En effet, de tels rapprochements « anachroniques » sont fatalement partiaux. Bernard Lahire repère ainsi chez Balzac des schèmes de pensée puissants, très bourdieusiens, mais qui prêtent le flanc aux critiques formulées dans L’Homme pluriel contre la sociologie de Bourdieu. Mais Jacques-David Ebguy trouve au contraire dans Balzac une exploration typiquement « lahirienne » des dissonances de l’acteur social. Le dialogue entre littérature et sociologie se double, on le voit, d’une confrontation entre deux sociologies, et entre deux Balzac.

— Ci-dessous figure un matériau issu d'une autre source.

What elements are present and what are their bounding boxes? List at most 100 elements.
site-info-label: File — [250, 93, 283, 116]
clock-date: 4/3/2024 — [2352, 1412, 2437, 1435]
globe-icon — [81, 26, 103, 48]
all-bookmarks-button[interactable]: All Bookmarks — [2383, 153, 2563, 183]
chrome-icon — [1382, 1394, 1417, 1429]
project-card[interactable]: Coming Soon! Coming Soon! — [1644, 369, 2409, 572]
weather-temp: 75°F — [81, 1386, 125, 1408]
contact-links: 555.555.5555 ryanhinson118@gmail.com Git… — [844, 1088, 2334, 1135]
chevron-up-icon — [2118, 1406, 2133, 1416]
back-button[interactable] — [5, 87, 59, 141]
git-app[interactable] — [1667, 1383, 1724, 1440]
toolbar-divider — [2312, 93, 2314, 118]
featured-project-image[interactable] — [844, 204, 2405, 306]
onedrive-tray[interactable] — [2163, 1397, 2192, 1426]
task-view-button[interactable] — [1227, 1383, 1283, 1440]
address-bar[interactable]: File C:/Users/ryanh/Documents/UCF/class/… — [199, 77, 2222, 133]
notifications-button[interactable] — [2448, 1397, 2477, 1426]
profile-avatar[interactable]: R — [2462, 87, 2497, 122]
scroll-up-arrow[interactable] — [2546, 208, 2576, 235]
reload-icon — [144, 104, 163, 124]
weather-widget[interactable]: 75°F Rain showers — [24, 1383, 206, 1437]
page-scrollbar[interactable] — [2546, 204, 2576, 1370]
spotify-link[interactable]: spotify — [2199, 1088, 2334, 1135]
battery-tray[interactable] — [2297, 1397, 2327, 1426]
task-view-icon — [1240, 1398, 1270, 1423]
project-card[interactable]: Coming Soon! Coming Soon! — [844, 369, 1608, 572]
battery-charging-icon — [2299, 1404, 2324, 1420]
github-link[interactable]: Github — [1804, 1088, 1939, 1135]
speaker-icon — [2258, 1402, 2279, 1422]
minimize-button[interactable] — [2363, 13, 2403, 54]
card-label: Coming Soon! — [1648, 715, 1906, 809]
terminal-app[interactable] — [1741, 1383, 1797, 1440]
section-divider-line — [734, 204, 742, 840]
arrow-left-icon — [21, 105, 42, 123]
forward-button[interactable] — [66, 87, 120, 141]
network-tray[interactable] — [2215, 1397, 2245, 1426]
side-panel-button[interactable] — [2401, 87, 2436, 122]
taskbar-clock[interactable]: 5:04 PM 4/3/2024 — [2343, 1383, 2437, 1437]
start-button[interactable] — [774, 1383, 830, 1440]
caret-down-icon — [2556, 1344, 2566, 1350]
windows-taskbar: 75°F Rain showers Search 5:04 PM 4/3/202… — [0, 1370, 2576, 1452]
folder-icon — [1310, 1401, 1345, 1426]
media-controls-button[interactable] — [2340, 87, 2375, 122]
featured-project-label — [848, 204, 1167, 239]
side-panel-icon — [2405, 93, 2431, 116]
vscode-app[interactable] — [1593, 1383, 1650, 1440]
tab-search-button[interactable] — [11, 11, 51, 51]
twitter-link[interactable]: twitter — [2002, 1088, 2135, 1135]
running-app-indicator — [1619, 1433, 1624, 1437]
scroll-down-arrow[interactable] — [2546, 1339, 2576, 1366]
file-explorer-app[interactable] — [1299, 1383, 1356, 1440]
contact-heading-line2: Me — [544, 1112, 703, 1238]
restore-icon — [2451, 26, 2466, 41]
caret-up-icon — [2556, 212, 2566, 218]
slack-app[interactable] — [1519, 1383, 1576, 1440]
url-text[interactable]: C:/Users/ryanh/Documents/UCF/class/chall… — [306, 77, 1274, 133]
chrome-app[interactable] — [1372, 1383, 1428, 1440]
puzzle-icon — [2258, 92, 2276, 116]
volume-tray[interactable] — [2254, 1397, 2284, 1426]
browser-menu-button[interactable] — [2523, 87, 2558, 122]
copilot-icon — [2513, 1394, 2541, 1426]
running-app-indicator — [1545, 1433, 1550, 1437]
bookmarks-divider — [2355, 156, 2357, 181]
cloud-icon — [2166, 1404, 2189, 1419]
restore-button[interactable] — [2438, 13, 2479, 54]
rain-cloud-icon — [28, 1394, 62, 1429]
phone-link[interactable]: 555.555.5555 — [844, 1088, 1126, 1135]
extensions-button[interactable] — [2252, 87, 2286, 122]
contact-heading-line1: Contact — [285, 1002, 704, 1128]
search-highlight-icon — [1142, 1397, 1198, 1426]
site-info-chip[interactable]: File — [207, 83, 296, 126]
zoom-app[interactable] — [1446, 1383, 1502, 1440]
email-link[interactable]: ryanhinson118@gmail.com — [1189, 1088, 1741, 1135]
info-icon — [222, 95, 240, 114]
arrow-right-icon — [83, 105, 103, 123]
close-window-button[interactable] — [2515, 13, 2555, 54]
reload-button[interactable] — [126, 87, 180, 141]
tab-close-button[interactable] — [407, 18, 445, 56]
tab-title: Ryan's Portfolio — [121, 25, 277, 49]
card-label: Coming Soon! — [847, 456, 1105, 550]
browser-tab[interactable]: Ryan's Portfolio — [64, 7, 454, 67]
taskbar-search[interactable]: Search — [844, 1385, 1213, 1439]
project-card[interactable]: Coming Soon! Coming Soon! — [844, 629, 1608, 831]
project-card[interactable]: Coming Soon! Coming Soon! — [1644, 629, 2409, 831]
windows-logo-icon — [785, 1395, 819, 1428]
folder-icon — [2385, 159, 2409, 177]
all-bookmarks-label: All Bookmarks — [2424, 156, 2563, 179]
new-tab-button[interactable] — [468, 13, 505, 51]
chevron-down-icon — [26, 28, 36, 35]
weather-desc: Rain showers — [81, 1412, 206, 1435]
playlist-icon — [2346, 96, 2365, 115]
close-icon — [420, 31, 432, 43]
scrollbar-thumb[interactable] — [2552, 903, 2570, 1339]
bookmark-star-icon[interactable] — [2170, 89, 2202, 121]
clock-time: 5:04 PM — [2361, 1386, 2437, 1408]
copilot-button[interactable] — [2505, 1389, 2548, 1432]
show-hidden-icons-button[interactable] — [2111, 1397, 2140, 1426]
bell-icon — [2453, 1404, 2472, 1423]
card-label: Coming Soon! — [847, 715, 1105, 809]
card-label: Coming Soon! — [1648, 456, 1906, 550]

Cet ouvrage donne donc à penser, sur la pensée et la poétique de Balzac bien sûr, mais aussi sur ces difficultés de méthode et de théorie, que chaque article négocie à sa manière : peut-on lire un Balzac « sociologue » sans effacer la différence entre littérature et sociologie ? Doit-on se contenter d’historiciser le discours balzacien en le replaçant dans le moment « pré-sociologique », ou peut-on lui accorder une valeur de vérité, voire un statut de « précurseur » de la sociologie ? La littérature entretient-elle les mêmes relations avec les savoirs quand ceux-ci relèvent des sciences sociales et non des sciences de la nature ? Le dialogue entre les deux disciplines s’avère riche de questions autant que de réponses.